The building continues.
Today, Chicago’s legacy of creating engaging places from challenging spaces continues with Millennium Park and the recently opened Maggie Daley Park both built over a parking lot which replaced an eyesore of train tracks. Meanwhile Chicago artists like Theaster Gates and Jim Bachor are using art to solve problems. Gates is receiving significant funds to rebuild the cultural foundations of underinvested neighborhoods through his Rebuild Foundation and Bachor is fixing potholes with a creative, hands-on approach.
Boston in comparison...
Boston in contrast has had to grow in and around tight constrictions including it’s original layout (infamously built on cow paths with a lack of directional orientation) and 384 years of historically important buildings wedged within a land-locked peninsula.

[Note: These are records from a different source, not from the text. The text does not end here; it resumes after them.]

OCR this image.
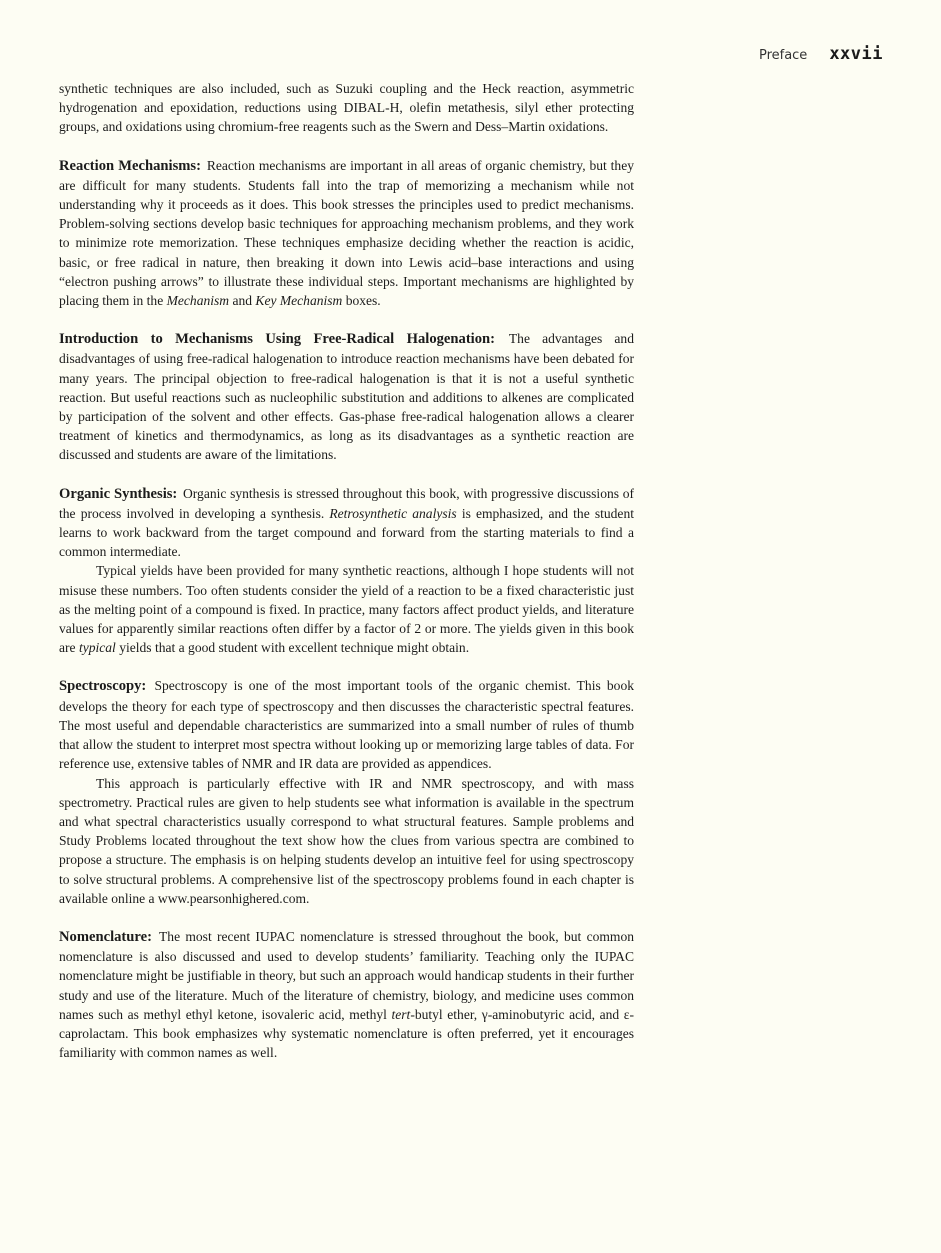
Preface xxvii

synthetic techniques are also included, such as Suzuki coupling and the Heck reaction, asymmetric hydrogenation and epoxidation, reductions using DIBAL-H, olefin metathesis, silyl ether protecting groups, and oxidations using chromium-free reagents such as the Swern and Dess–Martin oxidations.

Reaction Mechanisms: Reaction mechanisms are important in all areas of organic chemistry, but they are difficult for many students. Students fall into the trap of memorizing a mechanism while not understanding why it proceeds as it does. This book stresses the principles used to predict mechanisms. Problem-solving sections develop basic techniques for approaching mechanism problems, and they work to minimize rote memorization. These techniques emphasize deciding whether the reaction is acidic, basic, or free radical in nature, then breaking it down into Lewis acid–base interactions and using “electron pushing arrows” to illustrate these individual steps. Important mechanisms are highlighted by placing them in the Mechanism and Key Mechanism boxes.

Introduction to Mechanisms Using Free-Radical Halogenation: The advantages and disadvantages of using free-radical halogenation to introduce reaction mechanisms have been debated for many years. The principal objection to free-radical halogenation is that it is not a useful synthetic reaction. But useful reactions such as nucleophilic substitution and additions to alkenes are complicated by participation of the solvent and other effects. Gas-phase free-radical halogenation allows a clearer treatment of kinetics and thermodynamics, as long as its disadvantages as a synthetic reaction are discussed and students are aware of the limitations.

Organic Synthesis: Organic synthesis is stressed throughout this book, with progressive discussions of the process involved in developing a synthesis. Retrosynthetic analysis is emphasized, and the student learns to work backward from the target compound and forward from the starting materials to find a common intermediate.

Typical yields have been provided for many synthetic reactions, although I hope students will not misuse these numbers. Too often students consider the yield of a reaction to be a fixed characteristic just as the melting point of a compound is fixed. In practice, many factors affect product yields, and literature values for apparently similar reactions often differ by a factor of 2 or more. The yields given in this book are typical yields that a good student with excellent technique might obtain.

Spectroscopy: Spectroscopy is one of the most important tools of the organic chemist. This book develops the theory for each type of spectroscopy and then discusses the characteristic spectral features. The most useful and dependable characteristics are summarized into a small number of rules of thumb that allow the student to interpret most spectra without looking up or memorizing large tables of data. For reference use, extensive tables of NMR and IR data are provided as appendices.

This approach is particularly effective with IR and NMR spectroscopy, and with mass spectrometry. Practical rules are given to help students see what information is available in the spectrum and what spectral characteristics usually correspond to what structural features. Sample problems and Study Problems located throughout the text show how the clues from various spectra are combined to propose a structure. The emphasis is on helping students develop an intuitive feel for using spectroscopy to solve structural problems. A comprehensive list of the spectroscopy problems found in each chapter is available online a www.pearsonhighered.com.

Nomenclature: The most recent IUPAC nomenclature is stressed throughout the book, but common nomenclature is also discussed and used to develop students’ familiarity. Teaching only the IUPAC nomenclature might be justifiable in theory, but such an approach would handicap students in their further study and use of the literature. Much of the literature of chemistry, biology, and medicine uses common names such as methyl ethyl ketone, isovaleric acid, methyl tert-butyl ether, γ-aminobutyric acid, and ε-caprolactam. This book emphasizes why systematic nomenclature is often preferred, yet it encourages familiarity with common names as well.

Boston has 48 square miles to Chicago's 228. Should Boston annex it’s surrounding cities as Chicago did, perhaps it could do more by having more: more collective financial resources, more land, and more great minds working towards a common goal.
But we don't need a formal unification project to be as bold as Chicago in our public art offerings! We simply need to work together as Greater Boston. This type of change happens when Arlington works with Somerville, Boston with Cambridge, The Boston Foundation with The Henderson Fund, FIGMENTBoston with the Gardner, and private philanthropists work with individual artists; when we all roll up our sleeves to solve problems or simply gather together in unique places.
Let's practice next June!
Sure, it is a daunting challenge, but we have an opportunity to practice collaborative placemaking next June when the Americans for the Arts Public Art Network pre-conference comes to Boston. This is our chance to showcase what we have, and what we can do collectively. One easy way to do so is with temporary public art which provides the freedom to be experimental.

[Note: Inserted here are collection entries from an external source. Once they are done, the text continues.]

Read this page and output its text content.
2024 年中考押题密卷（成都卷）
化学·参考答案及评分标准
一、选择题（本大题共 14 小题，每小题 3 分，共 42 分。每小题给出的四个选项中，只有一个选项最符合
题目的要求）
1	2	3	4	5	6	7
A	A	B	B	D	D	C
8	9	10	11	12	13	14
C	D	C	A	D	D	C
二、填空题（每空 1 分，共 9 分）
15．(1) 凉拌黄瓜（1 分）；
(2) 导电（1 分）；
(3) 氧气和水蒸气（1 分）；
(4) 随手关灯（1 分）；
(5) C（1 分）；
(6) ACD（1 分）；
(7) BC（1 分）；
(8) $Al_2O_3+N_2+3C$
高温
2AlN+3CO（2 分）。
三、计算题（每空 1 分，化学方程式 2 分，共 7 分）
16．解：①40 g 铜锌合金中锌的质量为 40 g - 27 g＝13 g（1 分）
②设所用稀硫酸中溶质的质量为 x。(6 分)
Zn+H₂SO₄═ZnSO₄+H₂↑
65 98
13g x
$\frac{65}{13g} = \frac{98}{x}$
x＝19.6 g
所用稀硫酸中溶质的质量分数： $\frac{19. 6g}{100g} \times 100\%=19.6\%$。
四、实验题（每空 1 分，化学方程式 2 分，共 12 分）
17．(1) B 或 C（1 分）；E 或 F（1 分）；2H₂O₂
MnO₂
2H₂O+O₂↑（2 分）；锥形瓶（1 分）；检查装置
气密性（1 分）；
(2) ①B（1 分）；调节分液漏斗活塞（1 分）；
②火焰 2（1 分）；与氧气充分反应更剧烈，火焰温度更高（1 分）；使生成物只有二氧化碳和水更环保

With temporary public art we can provide examples of what’s possible, unite disparate communities and spark the region’s private philanthropy into action. We can create conversations about the work – Should it stay? Is it even art? Who is it for? – and create the “see it before it leaves” buzz that comes with temporary work.
And let's support artists.
PAN’s 2016 pre-conference is also a chance to recognize the dedicated and talented artists in Greater Boston. PAN's recent conference was heavily focused on arts administration and, with the exception of their Year In Review awards, it didn’t offer many inspirational projects and showed too few contemporary Chicago projects. Most disheartening was the fact that very few Chicago artists were in attendance.
We can do better in Boston! What if, as Boston sculptor Mags Harries suggested, we offer discounted tickets to Greater Boston artists who host out-of-town artists and thus remove the financial barrier to entry for all artists? Not only would we give our local artists a platform to become engaged in the creative placemaking conversation but we’d open our doors to new artistic voices who may return with engaging projects.
The next PAN pre-conference is a chance to give back to our community as much as we give to conference-goers. So let’s, together, make June 2016 a catalyst for conversations that will continue well beyond the days and months after the conference leaves town.
Americans for the Arts Public Art Network (PAN) develops professional services for the broad array of individuals and organizations engaged in the diverse field of public art. Americans for the Arts hosted its annual conference and pre-conferences in Chicago June 11-14. The conference and pre-conference will next be hosted in Boston June 9-12, 2016.